Passo all’assaggio e, per non incappare in doppioni, Valentina mi propone un viaggio tra alcune annate attuali e una piccola verticale storica: il Riesling 2018 rappresenta un grande vino bianco italiano, dalla stoffa unica e dalle potenzialità notevoli. San Leonardo 2016 è semplicemente il miglior San Leonardo della storia: l’eleganza della fitta trama palatale è unica e fa sfigurare gli eccellenti compagni di degustazione, con tutto il bene che posso volere a bottiglie comunque ottime. Ripeto: grandissimo vino, forse il migliore mai prodotto qui. Le annate 2008, 2005 e 2003 rappresentano un viaggio nel recente passato: la 2008 vive ancora di grande grinta e vitalità, la più fredda 2005 ha un’evoluzione già marcata pur mantenendo un nerbo palatale intenso, mentre la 2003 è la vera sorpresa, un vino giovane e vivace, con la pirazina che colora il bouquet e si mantiene in una persistenza gioiosa. Concludo con il Carmenére 2016, bottiglia che ho già avuto modo di amare e che di certo avrà tanto da dire per i prossimi cinquant’anni.

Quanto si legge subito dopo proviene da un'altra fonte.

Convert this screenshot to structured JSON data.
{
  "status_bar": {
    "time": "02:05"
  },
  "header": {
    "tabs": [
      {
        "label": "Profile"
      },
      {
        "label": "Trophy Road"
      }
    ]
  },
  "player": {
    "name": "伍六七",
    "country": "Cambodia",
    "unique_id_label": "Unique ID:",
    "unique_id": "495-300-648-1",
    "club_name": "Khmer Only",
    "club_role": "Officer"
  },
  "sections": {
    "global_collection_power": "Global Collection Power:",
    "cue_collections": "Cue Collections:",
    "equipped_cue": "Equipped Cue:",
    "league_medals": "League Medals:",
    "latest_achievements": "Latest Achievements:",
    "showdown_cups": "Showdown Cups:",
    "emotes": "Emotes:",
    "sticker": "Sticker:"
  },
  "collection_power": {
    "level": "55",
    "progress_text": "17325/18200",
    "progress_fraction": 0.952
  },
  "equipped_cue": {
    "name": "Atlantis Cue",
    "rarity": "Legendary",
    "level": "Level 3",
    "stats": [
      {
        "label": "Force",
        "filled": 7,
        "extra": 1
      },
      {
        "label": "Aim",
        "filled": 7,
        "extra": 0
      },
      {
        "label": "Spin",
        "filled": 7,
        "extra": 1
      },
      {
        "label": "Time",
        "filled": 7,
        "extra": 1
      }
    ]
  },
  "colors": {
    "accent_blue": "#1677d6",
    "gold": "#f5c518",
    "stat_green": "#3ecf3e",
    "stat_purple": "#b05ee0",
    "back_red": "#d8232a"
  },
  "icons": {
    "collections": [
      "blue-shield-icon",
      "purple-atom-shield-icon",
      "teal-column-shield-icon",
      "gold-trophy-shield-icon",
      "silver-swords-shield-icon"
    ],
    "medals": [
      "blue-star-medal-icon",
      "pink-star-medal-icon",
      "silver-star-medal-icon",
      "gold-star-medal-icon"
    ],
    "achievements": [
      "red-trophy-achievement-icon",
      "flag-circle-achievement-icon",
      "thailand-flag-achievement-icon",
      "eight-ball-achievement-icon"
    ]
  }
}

Ringraziando l’ospitalità della cantina, non posso che consigliare la visita anche solo per astrarsi qualche ora dal mondo esterno e compiere un viaggio simbolico tra la terra e il frutto del lavoro dell’uomo. Io di certo non perderò occasioni in futuro per godermi San Leonardo.

Un ringraziamento di cuore a Valentina, Mattia e Anselmo Guerrieri Gonzaga.